CUDA_VISIBLE_DEVICES=0 python code/run_summarization.py --mode=train --data_path=$HOME/data/cnn_dm/finished_files/chunked/train_* --vocab_path=$HOME/data/cnn_dm/finished_files/vocab --log_root=$HOME/working_dir/cnn_dm/RLSeq2Seq/ --exp_name=intradecoder-temporalattention-withpretraining --batch_size=80 --max_iter=20000 --use_temporal_attention=True --intradecoder=True --rl_training=False

Here, we use a different GPU for evaluation, but we can use the same GPU if we decrease the number of batches. In our implementation, we use a batch size of 8 for evaluation but for each eval step, we iterate over the validation dataset 100 times. This is similar to finding the evaluation error on a batch size of 800. This will help to decrease the memory required by the evaluation process and provide options for running both training and eval on one GPU.

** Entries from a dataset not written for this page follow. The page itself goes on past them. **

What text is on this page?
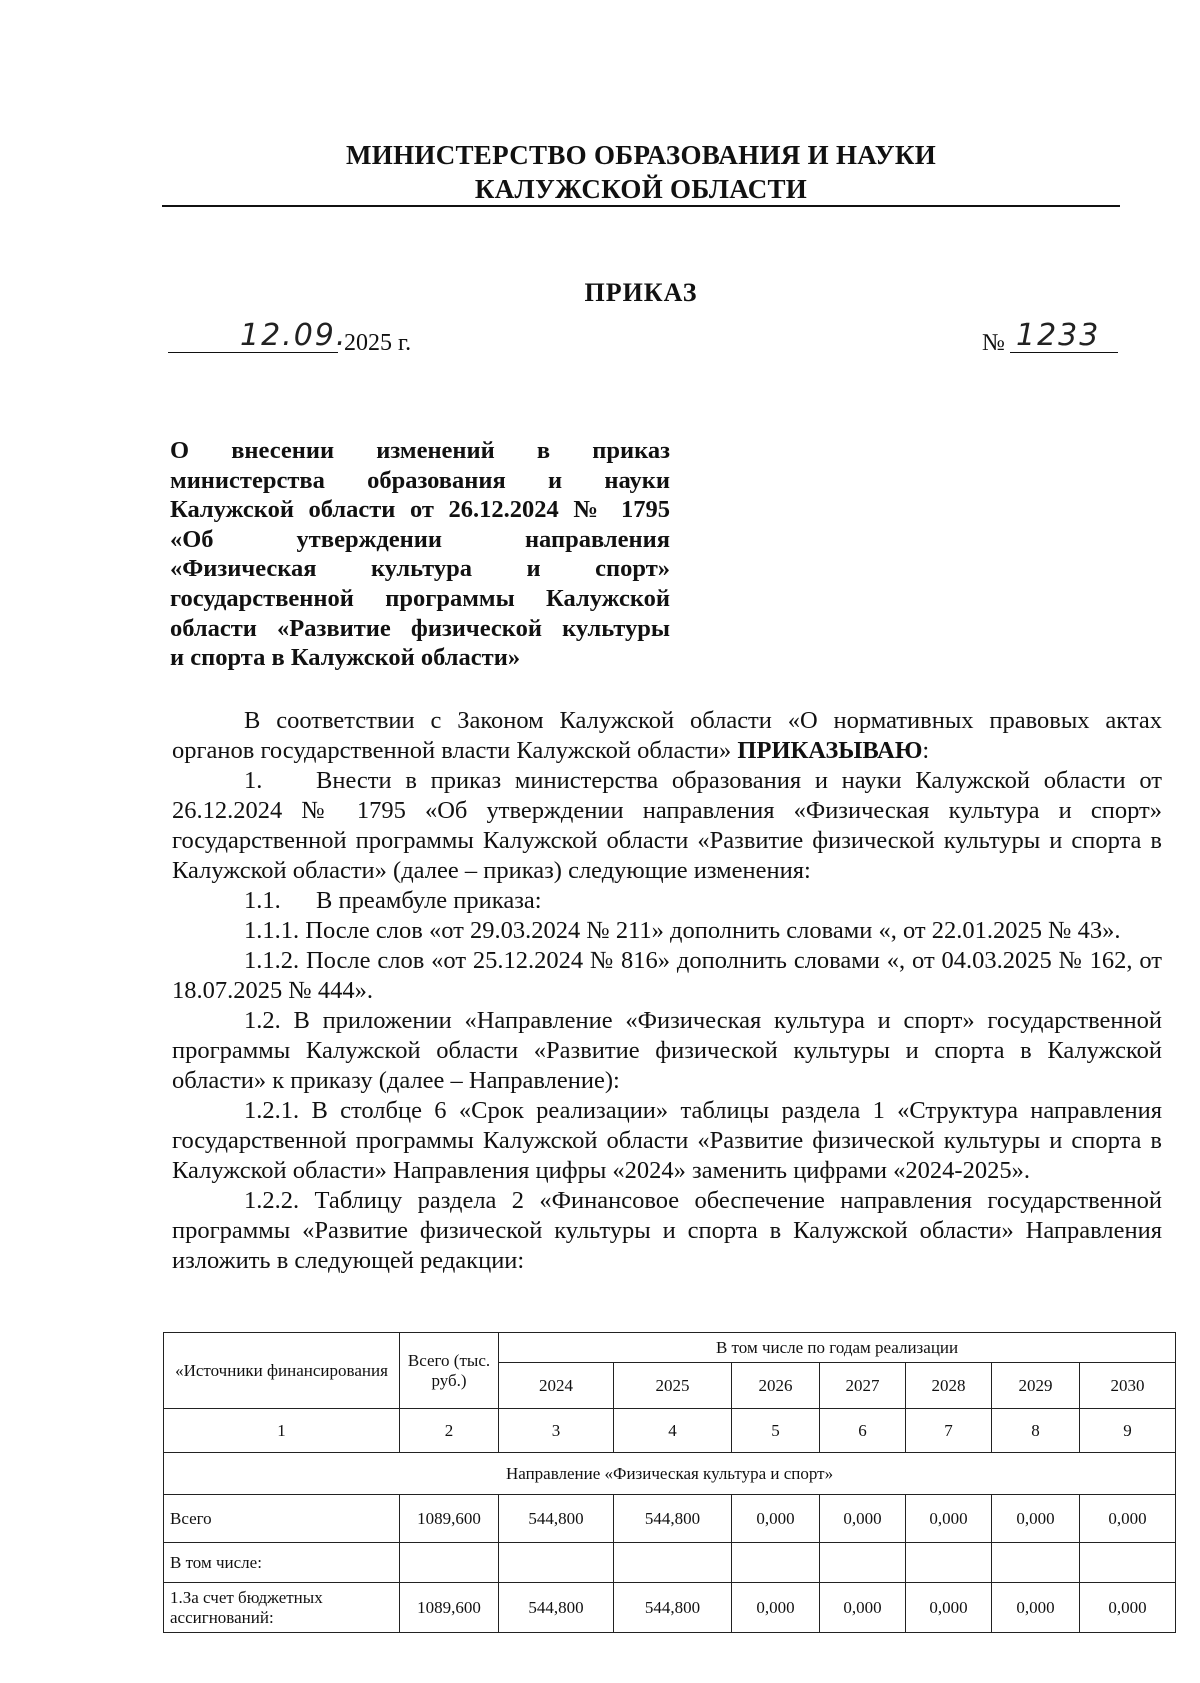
МИНИСТЕРСТВО ОБРАЗОВАНИЯ И НАУКИ
КАЛУЖСКОЙ ОБЛАСТИ
ПРИКАЗ
12.09.
2025 г.	№ 1233
О внесении изменений в приказ
министерства образования и науки
Калужской области от 26.12.2024 № 1795
«Об утверждении направления
«Физическая культура и спорт»
государственной программы Калужской
области «Развитие физической культуры
и спорта в Калужской области»

В соответствии с Законом Калужской области «О нормативных правовых актах органов государственной власти Калужской области» ПРИКАЗЫВАЮ:

1. Внести в приказ министерства образования и науки Калужской области от 26.12.2024 № 1795 «Об утверждении направления «Физическая культура и спорт» государственной программы Калужской области «Развитие физической культуры и спорта в Калужской области» (далее – приказ) следующие изменения:

1.1. В преамбуле приказа:

1.1.1. После слов «от 29.03.2024 № 211» дополнить словами «, от 22.01.2025 № 43».

1.1.2. После слов «от 25.12.2024 № 816» дополнить словами «, от 04.03.2025 № 162, от 18.07.2025 № 444».

1.2. В приложении «Направление «Физическая культура и спорт» государственной программы Калужской области «Развитие физической культуры и спорта в Калужской области» к приказу (далее – Направление):

1.2.1. В столбце 6 «Срок реализации» таблицы раздела 1 «Структура направления государственной программы Калужской области «Развитие физической культуры и спорта в Калужской области» Направления цифры «2024» заменить цифрами «2024-2025».

1.2.2. Таблицу раздела 2 «Финансовое обеспечение направления государственной программы «Развитие физической культуры и спорта в Калужской области» Направления изложить в следующей редакции:

«Источники финансирования	Всего (тыс. руб.)	В том числе по годам реализации						
		2024	2025	2026	2027	2028	2029	2030
1	2	3	4	5	6	7	8	9
Направление «Физическая культура и спорт»								
Всего	1089,600	544,800	544,800	0,000	0,000	0,000	0,000	0,000
В том числе:								
1.За счет бюджетных ассигнований:	1089,600	544,800	544,800	0,000	0,000	0,000	0,000	0,000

CUDA_VISIBLE_DEVICES=1 python code/run_summarization.py --mode=eval --data_path=$HOME/data/cnn_dm/finished_files/chunked/val_* --vocab_path=$HOME/data/cnn_dm/finished_files/vocab --log_root=$HOME/working_dir/cnn_dm/RLSeq2Seq/ --exp_name=intradecoder-temporalattention-withpretraining --batch_size=8 --use_temporal_attention=True --intradecoder=True --rl_training=False

As suggested by Paulus et al, we use a linear transition from Cross-Entropy loss to RL loss so that in the end we completely rely on RL loss to train the model. The parameter eta controls this transition. We set eta to be eta = 1/(max RL iteration).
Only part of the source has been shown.